Dopo oltre vent’anni come una delle più apprezzate tribute-band europee degli Yes e con numerosi cambi di line-up, i Fragile “saltano il fosso” e decidono di pubblicare il loro primo album di musica inedita, “Golden fragments”, doverosamente ispirata (e non poteva essere altrimenti) allo storico complesso britannico. Il gruppo attualmente è composto da Claire Hamill alla voce (con una ricca carriera alle spalle come solista, oltre ad avere collaborato con Jon Anderson & Vangelis e Steve Howe tanto per rimanere in ambito Yes…), Oliver Day alle chitarre, Russ Wilson alla batteria e Max Hunt al basso, tastiere, chitarra e seconda voce. Special guest in un paio di brani, alla voce, Clive Bayley dei Mabel Greer’s Toyshop, ex gruppo di Chris Squire e Peter Banks, a dare ulteriore “peso” alla produzione. Se aggiungiamo che dell’artwork si è occupato Steven Mayerson, che sembra conoscere piuttosto bene l’arte di Roger Dean, ecco che il cerchio magicamente si chiude, con piena soddisfazione.

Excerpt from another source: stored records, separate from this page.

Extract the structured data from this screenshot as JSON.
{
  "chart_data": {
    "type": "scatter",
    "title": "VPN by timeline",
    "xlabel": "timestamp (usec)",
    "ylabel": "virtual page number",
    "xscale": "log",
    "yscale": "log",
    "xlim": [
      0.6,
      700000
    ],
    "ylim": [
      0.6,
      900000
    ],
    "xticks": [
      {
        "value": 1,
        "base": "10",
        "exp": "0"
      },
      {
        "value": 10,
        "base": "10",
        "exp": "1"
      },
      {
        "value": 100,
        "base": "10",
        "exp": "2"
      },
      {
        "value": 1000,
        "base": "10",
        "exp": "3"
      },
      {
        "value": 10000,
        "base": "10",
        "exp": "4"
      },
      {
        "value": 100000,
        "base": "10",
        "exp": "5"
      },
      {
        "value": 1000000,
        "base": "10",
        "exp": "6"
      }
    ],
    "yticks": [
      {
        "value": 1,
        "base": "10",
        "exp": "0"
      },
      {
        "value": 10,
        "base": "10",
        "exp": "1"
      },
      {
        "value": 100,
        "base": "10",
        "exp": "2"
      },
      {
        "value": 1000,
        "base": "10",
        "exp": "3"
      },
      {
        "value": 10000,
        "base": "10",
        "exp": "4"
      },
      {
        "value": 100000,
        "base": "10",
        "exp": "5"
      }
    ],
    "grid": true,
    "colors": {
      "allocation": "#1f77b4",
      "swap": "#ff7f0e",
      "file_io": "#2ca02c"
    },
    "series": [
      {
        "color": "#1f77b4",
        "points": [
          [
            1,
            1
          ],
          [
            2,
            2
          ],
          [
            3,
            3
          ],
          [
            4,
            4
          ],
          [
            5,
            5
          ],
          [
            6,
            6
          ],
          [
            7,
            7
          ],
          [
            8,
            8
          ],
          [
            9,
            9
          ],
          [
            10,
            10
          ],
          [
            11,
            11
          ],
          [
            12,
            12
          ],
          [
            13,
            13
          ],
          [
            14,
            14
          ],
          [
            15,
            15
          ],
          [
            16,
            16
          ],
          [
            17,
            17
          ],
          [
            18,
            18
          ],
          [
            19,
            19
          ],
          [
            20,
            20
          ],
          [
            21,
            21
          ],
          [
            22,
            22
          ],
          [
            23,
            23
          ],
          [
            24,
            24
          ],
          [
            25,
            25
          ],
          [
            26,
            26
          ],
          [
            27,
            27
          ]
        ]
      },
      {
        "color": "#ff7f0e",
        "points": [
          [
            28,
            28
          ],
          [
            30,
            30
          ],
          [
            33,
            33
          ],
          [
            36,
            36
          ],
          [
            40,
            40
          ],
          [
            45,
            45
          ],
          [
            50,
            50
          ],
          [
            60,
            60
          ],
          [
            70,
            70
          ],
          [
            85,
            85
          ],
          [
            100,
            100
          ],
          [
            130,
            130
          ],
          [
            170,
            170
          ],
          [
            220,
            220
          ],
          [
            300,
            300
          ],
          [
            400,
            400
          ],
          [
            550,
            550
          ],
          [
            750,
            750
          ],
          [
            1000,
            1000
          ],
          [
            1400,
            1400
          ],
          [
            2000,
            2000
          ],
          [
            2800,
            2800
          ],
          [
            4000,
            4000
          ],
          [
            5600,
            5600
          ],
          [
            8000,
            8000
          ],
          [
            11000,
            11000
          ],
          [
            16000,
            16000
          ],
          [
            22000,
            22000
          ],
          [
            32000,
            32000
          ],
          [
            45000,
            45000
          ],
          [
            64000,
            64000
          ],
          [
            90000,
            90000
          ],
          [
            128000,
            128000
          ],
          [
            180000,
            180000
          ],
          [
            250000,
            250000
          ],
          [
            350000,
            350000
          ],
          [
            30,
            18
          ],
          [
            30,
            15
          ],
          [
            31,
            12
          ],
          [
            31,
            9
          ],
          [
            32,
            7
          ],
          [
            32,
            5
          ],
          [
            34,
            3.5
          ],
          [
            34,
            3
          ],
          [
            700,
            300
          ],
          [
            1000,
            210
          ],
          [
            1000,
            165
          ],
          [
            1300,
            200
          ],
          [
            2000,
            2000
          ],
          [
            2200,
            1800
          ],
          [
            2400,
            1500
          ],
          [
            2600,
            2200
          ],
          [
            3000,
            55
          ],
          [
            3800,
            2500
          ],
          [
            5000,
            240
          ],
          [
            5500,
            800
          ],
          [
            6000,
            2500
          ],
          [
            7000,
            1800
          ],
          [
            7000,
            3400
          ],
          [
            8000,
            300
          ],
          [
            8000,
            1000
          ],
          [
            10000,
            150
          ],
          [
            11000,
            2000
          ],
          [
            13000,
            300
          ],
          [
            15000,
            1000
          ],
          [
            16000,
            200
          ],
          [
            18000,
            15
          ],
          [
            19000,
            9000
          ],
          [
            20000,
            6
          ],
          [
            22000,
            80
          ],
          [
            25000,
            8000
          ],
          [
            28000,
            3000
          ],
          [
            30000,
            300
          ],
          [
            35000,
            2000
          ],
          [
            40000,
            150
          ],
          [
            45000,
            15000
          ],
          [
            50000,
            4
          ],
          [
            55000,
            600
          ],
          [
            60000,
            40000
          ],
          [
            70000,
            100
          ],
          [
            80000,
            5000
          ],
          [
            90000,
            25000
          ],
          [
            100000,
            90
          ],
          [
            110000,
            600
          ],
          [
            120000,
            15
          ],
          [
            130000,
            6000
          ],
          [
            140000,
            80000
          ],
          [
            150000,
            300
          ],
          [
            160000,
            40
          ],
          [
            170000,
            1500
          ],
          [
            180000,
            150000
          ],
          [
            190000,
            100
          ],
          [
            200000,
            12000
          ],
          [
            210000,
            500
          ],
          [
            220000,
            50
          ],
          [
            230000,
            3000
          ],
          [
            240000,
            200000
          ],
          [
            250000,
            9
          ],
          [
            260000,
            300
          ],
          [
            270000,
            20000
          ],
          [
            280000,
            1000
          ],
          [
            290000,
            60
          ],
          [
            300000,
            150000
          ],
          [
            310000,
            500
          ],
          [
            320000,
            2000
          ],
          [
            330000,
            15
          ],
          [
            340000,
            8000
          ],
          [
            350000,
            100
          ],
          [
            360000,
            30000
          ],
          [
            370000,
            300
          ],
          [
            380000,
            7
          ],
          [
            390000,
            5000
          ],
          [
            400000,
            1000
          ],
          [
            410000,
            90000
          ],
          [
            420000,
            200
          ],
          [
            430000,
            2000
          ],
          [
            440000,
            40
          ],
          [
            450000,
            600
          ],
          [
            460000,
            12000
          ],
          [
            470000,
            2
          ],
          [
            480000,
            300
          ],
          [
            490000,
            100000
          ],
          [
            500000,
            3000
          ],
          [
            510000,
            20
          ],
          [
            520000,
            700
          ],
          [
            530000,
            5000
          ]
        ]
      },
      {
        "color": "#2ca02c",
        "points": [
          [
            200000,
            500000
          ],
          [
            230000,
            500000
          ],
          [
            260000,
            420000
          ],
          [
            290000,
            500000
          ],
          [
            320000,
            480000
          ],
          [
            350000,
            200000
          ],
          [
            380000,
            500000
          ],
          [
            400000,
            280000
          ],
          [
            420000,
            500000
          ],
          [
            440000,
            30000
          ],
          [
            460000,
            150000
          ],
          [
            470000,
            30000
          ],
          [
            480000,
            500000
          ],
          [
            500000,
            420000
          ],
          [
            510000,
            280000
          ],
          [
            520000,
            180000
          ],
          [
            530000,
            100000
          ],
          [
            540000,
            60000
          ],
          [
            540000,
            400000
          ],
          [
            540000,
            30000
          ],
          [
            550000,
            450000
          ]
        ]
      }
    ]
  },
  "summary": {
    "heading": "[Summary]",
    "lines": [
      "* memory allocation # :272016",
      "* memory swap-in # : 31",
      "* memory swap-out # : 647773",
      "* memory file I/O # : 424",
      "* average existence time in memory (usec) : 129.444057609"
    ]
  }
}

Due considerazioni prima di addentrarci nell’ascolto dell’album. Dapprima la scelta di una voce femminile come quella di Claire Hamill si dimostra vincente e permette di evitare paragoni col “divino” Jon Anderson. In secondo luogo, l’approccio maniacale, ma ricco di personalità nell’interpretare quel suono che tanto amano impedisce di considerarli dei semplici cloni. Insomma, imbevuti di “Yessound” ricostruito secondo la sensibilità moderna. Certo il basso à la Squire, la chitarra che fa molto Howe sono lì, presenze tangibili. Ma i Fragile sono anche altro. Come non lasciarsi conquistare dalle atmosfere di “When are wars won?/Surely all I need” nella quale i “maestri” sono rivisitati ed attualizzati in modo mirabile e senza forzature? Le pause acustiche, il basso possente, le trame composite, i “gocciolii” di note evanescenti in lontananza, la voce che invita a fluttuare leggeri sopra prati smeraldini…
L’attenzione rimane desta con “Blessed by the sun/Hey You and I and” che cresce piano piano grazie all’ottima performance di Hamill ed alla “musicalità” della band che sforna impianti melodici sempre di notevole fattura. L’effervescente finale, poi, è da applausi. Contorsioni ritmiche pregevoli alimentano “Five senses” in cui, al microfono, si alternano Hunt e la Hamill anche se nel complesso il pezzo è più debole dei precedenti. “Heaven’s core”, con come vocalist anche Clive Bayley, veleggia tra cori quasi impalpabili, ritmica sempre al top e una strizzata d’occhio al new prog più sbarazzino. Il finale è tutto di Day ed Hunt. Segue un breve saggio di chitarra acustica, “Open space” che anticipa “Time to dream/Now we are sunlight” dalle atmosfere incorporee, quasi new age per buona parte dei sei minuti e più di durata.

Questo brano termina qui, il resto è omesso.